Under the bill, residential property taxes would drop to 6.95% from 7.15%, and commercial property tax rates would drop to 26.4% from 29%.
Initiative #27 seeks to make larger property tax cuts and make them permanent. According to the initiative’s text, residential properties would be assessed at a 6.5% tax rate while commercial properties would be assessed at the same 26.4% rate.
The initiative was introduced by Suzanne Taheri, a former deputy secretary of state in Colorado, and Michael Fields, the executive director for Colorado Rising State Action, a conservative advocacy group.
Fields said lawmakers took an “unprecedented” step toward thwarting his ballot initiative by filing SB 21-293 as a direct response.
On May 27, Colorado’s Supreme Court approved Initiative #27 after it was challenged by petitioners who claimed the proposal was “misleading.” By the following Tuesday, lawmakers had introduced SB 21-293.
While the tax assessment rates are very similar, Fields said there are two big discrepancies between the initiative and SB 21-293.
First, SB 21-293’s provisions are temporary, so lawmakers will have to address the issue again after the bill sunsets.
“Lawmakers are openly trying to thwart the citizen-led initiative process, which speaks volumes about the amount of power they think they have in the state,” Fields said in an interview with The Center Square.
Second, lawmakers are essentially trying to preempt the will of the voters by circumventing the ballot initiative process, Fields argued. Initiative #27 would make its nearly $1 billion in savings permanent, meaning lawmakers would need to ask voters to overturn it before they could raise taxes.
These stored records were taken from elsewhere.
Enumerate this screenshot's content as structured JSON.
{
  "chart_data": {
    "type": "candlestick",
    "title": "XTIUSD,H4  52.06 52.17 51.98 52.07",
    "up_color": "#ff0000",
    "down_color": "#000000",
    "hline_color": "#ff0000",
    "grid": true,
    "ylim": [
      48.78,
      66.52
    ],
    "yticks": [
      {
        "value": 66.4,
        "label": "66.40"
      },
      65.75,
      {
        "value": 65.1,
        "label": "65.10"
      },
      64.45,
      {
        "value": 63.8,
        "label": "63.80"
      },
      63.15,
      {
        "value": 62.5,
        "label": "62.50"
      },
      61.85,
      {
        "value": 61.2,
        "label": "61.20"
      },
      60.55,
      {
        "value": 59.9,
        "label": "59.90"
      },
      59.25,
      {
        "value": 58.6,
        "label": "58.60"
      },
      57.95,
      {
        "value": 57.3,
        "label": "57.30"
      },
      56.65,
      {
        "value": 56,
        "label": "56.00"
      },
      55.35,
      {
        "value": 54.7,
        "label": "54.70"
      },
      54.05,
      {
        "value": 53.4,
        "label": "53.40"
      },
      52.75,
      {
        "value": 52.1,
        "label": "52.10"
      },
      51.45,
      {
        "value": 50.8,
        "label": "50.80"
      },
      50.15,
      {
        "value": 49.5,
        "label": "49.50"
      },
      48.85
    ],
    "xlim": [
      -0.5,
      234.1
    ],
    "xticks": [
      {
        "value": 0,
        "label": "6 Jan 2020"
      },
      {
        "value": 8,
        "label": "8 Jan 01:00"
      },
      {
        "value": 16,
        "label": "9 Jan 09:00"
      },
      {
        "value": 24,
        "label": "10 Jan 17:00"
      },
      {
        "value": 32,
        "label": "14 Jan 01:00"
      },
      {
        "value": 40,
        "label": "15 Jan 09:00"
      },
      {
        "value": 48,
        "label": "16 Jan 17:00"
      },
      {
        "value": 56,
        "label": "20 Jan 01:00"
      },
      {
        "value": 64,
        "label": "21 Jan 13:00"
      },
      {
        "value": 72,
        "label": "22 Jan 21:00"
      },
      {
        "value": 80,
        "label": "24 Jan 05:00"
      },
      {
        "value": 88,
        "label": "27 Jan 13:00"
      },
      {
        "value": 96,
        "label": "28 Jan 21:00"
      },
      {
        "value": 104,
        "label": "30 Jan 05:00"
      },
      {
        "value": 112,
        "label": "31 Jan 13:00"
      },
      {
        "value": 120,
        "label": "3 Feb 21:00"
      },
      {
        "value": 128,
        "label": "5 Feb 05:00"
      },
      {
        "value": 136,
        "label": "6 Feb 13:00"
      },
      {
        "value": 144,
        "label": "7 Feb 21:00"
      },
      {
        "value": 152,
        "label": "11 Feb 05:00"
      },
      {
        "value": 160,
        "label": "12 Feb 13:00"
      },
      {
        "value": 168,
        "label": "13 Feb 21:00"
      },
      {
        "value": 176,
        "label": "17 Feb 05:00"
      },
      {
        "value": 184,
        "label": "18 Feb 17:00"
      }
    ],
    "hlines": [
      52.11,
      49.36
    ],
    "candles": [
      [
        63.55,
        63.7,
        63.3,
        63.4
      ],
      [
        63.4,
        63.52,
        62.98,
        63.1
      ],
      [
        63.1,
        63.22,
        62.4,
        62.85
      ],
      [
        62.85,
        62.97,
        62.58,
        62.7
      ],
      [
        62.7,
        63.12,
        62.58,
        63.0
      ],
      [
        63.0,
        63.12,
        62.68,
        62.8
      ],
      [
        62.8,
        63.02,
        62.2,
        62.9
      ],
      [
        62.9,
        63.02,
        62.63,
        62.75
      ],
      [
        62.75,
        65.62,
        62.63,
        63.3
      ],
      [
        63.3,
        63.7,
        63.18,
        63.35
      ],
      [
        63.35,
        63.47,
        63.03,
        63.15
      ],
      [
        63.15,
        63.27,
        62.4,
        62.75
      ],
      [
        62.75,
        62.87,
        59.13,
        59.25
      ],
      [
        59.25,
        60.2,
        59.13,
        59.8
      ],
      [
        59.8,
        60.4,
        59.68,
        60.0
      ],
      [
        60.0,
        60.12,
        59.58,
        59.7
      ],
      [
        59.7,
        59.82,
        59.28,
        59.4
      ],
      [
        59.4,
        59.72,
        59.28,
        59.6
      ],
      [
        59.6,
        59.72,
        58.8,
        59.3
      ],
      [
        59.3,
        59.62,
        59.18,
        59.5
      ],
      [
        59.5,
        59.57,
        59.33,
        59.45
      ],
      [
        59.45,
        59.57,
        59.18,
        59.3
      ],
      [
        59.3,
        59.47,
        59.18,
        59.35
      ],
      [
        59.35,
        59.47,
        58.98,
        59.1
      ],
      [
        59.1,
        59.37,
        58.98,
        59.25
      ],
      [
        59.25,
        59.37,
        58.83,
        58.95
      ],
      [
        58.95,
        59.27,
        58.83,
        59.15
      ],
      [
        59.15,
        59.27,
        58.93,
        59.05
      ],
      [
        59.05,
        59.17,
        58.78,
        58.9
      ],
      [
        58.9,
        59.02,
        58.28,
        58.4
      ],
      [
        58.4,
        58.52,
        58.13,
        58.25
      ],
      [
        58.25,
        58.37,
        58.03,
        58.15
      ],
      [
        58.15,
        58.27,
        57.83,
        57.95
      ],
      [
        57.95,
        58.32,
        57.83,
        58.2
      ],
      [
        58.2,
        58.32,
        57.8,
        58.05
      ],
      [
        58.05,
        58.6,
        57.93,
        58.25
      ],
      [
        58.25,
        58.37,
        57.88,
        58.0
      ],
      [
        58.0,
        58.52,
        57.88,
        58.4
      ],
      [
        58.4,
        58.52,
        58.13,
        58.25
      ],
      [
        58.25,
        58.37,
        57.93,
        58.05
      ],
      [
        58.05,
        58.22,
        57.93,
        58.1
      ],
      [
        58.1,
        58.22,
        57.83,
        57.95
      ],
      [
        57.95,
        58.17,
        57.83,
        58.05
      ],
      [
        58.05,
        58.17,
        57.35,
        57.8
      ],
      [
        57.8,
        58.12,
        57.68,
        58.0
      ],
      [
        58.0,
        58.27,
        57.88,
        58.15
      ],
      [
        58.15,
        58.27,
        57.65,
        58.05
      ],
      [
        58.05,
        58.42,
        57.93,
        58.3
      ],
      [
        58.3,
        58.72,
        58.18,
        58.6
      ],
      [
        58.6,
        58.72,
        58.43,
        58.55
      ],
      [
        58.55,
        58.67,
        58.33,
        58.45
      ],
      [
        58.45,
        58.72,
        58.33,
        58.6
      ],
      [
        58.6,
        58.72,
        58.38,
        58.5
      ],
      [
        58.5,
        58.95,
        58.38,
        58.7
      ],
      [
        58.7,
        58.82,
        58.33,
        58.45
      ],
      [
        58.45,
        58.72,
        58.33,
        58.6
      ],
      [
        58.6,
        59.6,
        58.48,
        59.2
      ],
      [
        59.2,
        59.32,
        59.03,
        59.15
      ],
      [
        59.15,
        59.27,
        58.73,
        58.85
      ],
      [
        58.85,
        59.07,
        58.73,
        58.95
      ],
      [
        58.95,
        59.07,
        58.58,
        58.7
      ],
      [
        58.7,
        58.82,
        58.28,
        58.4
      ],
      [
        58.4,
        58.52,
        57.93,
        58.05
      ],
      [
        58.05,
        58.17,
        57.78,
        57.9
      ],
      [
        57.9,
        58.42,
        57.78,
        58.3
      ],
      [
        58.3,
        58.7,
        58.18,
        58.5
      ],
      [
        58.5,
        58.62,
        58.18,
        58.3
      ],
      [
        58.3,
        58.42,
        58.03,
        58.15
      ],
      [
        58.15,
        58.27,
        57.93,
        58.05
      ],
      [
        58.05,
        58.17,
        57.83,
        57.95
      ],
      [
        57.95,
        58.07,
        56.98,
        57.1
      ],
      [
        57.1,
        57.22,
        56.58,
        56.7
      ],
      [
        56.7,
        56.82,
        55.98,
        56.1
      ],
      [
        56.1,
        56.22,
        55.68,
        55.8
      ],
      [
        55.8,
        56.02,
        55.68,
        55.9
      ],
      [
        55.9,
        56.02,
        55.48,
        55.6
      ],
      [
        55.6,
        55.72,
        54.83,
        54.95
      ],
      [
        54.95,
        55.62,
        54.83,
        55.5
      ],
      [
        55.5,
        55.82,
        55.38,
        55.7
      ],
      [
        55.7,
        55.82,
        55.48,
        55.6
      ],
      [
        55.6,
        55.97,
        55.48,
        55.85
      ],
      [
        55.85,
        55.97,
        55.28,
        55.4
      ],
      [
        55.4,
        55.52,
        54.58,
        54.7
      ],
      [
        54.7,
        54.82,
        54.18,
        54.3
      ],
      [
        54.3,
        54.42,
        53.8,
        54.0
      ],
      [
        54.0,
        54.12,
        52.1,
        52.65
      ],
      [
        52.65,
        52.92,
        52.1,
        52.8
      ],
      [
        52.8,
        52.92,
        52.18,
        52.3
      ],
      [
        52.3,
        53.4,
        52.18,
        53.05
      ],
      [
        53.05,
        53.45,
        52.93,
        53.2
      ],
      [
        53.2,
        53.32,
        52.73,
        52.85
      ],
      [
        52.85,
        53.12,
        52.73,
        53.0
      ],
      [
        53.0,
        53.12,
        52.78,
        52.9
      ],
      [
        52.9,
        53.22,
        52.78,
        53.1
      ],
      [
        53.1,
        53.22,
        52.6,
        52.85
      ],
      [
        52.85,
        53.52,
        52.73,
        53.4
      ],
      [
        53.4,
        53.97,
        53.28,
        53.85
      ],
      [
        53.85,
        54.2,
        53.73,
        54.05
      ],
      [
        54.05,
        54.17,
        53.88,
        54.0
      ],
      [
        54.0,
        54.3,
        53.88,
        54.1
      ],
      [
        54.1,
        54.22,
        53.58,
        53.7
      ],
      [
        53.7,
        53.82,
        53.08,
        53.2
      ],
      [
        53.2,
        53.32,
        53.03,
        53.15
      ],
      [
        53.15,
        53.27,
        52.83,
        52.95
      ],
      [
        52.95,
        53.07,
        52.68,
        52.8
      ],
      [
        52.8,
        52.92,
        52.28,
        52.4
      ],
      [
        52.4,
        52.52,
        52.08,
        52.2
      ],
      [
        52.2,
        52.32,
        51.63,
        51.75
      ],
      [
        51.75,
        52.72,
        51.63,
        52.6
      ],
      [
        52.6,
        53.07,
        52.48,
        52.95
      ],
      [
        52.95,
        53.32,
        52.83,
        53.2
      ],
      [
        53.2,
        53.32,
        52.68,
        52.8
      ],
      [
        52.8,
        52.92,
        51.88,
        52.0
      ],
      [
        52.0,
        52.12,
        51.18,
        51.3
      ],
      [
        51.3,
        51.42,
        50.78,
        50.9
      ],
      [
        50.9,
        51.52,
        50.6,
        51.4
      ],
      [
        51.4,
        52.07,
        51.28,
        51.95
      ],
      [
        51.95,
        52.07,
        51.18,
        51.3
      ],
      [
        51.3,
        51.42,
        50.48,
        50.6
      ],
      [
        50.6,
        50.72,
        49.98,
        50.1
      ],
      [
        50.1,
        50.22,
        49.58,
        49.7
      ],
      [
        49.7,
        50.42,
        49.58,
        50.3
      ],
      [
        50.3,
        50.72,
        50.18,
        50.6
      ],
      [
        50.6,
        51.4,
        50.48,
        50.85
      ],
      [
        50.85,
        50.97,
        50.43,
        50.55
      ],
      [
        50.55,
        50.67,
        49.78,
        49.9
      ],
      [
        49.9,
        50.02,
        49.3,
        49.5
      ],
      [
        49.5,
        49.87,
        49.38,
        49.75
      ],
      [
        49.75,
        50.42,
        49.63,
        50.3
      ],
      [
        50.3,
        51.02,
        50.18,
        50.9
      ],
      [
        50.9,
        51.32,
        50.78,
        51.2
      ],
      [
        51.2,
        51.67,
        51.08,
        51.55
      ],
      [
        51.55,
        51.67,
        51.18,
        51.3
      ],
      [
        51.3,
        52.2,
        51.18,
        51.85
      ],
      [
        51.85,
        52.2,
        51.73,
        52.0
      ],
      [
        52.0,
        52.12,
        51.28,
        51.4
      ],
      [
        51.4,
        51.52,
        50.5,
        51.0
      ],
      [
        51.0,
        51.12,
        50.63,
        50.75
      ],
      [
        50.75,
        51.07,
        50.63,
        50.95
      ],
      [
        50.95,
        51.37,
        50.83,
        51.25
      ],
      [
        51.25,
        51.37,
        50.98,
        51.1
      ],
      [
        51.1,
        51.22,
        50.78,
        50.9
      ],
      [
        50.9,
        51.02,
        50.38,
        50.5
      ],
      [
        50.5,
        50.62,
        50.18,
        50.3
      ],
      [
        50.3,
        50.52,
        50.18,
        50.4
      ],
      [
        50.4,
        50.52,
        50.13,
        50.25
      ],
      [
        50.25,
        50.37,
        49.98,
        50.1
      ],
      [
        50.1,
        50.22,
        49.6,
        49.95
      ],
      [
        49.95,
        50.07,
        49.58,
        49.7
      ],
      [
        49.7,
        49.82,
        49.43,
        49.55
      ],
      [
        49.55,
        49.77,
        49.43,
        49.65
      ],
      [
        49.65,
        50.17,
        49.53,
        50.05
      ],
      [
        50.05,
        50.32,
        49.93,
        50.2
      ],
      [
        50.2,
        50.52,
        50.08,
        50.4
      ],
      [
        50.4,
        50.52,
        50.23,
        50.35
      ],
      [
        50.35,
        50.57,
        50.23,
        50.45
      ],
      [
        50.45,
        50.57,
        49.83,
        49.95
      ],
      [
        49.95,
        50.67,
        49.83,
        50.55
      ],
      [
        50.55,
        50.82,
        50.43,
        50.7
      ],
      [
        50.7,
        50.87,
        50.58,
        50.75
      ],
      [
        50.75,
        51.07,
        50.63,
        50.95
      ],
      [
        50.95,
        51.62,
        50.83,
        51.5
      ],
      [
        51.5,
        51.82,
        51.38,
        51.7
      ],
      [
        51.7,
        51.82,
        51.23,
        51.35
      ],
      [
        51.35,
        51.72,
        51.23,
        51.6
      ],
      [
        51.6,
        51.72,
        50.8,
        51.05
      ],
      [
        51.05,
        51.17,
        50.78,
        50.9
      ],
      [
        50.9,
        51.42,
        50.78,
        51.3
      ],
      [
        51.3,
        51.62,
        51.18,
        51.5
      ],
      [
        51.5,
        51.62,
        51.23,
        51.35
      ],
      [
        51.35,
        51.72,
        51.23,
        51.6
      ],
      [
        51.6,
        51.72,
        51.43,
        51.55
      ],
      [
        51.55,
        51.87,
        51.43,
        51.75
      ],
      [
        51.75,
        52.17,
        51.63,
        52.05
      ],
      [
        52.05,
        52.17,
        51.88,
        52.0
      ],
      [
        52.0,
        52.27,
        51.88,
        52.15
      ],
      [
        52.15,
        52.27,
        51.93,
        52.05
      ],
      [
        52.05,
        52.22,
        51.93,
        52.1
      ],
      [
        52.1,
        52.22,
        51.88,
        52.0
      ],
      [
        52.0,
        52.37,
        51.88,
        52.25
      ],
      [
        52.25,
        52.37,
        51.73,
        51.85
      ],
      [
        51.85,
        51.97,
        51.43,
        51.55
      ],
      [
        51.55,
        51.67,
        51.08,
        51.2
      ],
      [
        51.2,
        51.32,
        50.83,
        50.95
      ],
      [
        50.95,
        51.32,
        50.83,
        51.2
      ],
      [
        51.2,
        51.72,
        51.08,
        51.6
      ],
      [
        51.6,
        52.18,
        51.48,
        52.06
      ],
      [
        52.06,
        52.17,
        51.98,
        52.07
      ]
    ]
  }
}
Fields said the tactic is unprecedented because the Legislature seems to believe the bill will trump the ballot initiative. However, this would violate the “later in time” principle that legislatures often use, he said.
The principle works like this: If two bills are passed – one on a later date than the other – and the two are conflicting, then the bill past at the latest date would be the controlling statute.
Since Polis has not signed SB 21-293 yet and the initiative is slated to be on the November 2021 ballot, Fields said the initiative should control what happens, regardless of whether the bill is signed into law.
The initiative's backers are currently collecting signatures to make the 2021 ballot.